In Early Stage One (the NSW syllabus stage for Kindergarten), students begin building the foundations for reading and writing by learning their letters. Your child should now be able to tell you the three things they need to do to be successful:
- Say the letter name
- Say the letter phoneme (sound)
Write the letter correctly
We are very excited to share that we now have only three letters left to introduce before our students have been exposed to every letter of the alphabet!
Our kindergarten students are doing an amazing job with lower-case letter formation. This is very important because good habits formed early help support fluent writing in the years ahead.
At the moment, students are generally stronger with sounds than letter names, so when practising sound books at home, please ensure your child always says the letter name first. For example:‘Bee’ for banana /b/ /b/ /b/.
So why are we learning all of this? So we can read and write! And that is exactly what our kindergarten students have been doing. In class, we have been stretching the sounds in words down our arms, building words with our emoji magnets, writing the letters underneath, and then reading the words back.

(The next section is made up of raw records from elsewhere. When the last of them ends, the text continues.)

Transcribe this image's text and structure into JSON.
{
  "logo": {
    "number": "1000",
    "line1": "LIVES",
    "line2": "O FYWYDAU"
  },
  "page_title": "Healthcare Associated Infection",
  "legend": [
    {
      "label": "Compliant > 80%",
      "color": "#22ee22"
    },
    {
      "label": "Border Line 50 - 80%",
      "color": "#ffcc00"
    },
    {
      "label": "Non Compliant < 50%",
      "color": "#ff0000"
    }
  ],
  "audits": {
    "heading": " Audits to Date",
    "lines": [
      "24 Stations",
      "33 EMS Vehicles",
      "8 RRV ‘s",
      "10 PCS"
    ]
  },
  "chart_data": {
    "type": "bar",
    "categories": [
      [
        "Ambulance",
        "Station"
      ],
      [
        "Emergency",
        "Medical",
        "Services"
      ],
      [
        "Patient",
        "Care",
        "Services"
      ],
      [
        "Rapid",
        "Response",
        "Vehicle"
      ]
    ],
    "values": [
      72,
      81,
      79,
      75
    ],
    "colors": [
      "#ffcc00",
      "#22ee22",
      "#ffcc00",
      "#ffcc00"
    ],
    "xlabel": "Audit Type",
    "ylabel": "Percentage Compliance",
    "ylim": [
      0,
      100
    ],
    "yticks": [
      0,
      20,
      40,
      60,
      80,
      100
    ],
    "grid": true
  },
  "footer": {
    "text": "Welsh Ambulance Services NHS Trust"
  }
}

Kinders are well on track for reading and writing success!
ENE-PHOKW-01: uses single-letter grapheme-phoneme correspondences and common digraphs to decode and encode words when reading and creating texts
ENE-HANDW-01: produces all lower-case and upper-case letters to create texts
In Stage 1, our young writers have been exploring the power of words and the importance of point of view.
We have been learning how to see the world through someone else’s eyes. By reading moving picture books about the refugee experience, including The Little Refugee by Anh Do, students have been practising writing personal letters from different perspectives.
Earlier this term, students tapped into their creative side by writing persuasive advertisements for exciting travel destinations across Australia.
Our writing process follows a "Talk, Then Write" approach. You can see the final drafted results of this in the featured images! Before picking up a pencil, students:
- Discuss the topic as a group.
- Orally rehearse their ideas with a partner.
- Draft their final sentences.
Each text type we practise uses a variety of sentence types - statements, questions, exclamations, and commands - to ensure our writing is effective and fit for purpose.
EN1-CWT-01 A student plans, creates and revises texts written for different purposes, including paragraphs, using knowledge of vocabulary, text features and sentence structure.